There are several benefits of EIM for mapping business documents.
- Speed—By using pre-built models of documents and capitalizing on a thesaurus of established links, deployments occur much faster and require fewer staff members.
- Reusability—Each link established has value in saving time for future connections. Also, domain expertise is spread automatically across the company and between trading partners for each deployment, which is especially important for highly specialized areas such as EDI standards knowledge.
- Cost reduction—Lower costs paid to consultants, if used for linking, as well as fewer person-hours of staff time devoted to linking per partner, which decreases the cost of establishing each relationship. In addition, ongoing maintenance costs drop as additional documents used in trading relationships are easier to integrate.
- Error reduction—By using maps that are proven to work, companies can reduce the number of mistakes made by manually programming each link, further accelerating deployment.
- Sharable data—Trading partners benefit from each others' EDI-to-XML expertise, accelerating their time to market and ability to capitalize on new business opportunities.
- Process integration—The ease of integrating and improved understanding of the nature of the data available between trading partners improves process integration.
- Project scheduling independence—By increasing the reusability of code and diversifying domain expertise, departments can reduce the amount of inter-team dependencies, increasing their independence to complete projects on their own timelines.

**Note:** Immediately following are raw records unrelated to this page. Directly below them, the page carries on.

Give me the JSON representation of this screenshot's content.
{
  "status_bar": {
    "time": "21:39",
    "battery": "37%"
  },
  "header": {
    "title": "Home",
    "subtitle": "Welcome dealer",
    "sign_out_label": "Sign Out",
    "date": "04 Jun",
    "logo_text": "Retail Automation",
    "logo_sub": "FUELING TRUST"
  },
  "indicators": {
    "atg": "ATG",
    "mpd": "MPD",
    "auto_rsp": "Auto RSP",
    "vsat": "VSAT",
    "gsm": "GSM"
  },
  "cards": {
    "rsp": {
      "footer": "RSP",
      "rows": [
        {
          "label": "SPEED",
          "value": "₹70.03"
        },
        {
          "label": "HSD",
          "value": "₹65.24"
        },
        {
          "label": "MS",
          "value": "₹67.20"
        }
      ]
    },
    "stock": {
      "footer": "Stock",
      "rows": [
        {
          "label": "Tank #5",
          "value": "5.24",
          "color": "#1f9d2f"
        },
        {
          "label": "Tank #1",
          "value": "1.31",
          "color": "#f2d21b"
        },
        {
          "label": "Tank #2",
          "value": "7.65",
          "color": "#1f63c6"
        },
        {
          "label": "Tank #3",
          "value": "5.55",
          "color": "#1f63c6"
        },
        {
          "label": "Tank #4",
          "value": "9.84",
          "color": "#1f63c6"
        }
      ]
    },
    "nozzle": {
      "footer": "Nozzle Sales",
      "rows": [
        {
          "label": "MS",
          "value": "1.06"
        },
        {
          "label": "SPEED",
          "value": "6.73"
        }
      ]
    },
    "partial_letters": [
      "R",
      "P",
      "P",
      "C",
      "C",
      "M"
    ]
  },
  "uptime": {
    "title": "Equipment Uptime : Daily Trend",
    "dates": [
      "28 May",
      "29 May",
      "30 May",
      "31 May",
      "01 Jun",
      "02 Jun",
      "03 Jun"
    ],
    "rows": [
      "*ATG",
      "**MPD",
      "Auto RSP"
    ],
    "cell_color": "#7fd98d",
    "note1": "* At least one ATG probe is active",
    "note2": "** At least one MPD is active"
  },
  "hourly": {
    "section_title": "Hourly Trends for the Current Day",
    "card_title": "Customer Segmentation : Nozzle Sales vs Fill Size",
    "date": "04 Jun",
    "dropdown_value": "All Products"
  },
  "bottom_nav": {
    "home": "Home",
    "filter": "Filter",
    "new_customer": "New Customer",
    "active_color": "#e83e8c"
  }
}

Even with the extended timelines offered by industry analysts for the EDI-to-XML transformation to occur in the market, the issue of how to address the complexities of the problem remains, and it will continue to grow in importance. To successfully overcome the challenges of modeling and mapping, companies must consistently move toward a shared, common and reusable view of the business information without prohibiting the specific information requirements of specific processes and applications.
EIM provides companies with a conceptual approach to successfully implement coordinated, enterprise-wide EDI-to-XML or XML-to-XML integration projects. The successful implementation of the modeling/auto-mapping approach helps companies to quickly pilot, build out and test integration projects; keep pace with business integration demands; improve business analytics with more consistent data; and improve the deployment of key technical human resources.
In short, EIM improves a company's ability to focus investment at the business level—where competitive differentiation resides. Well-managed organizations will use this approach as a management practice, not just an IT program, ensuring sustainable trading partner relationships for years to come.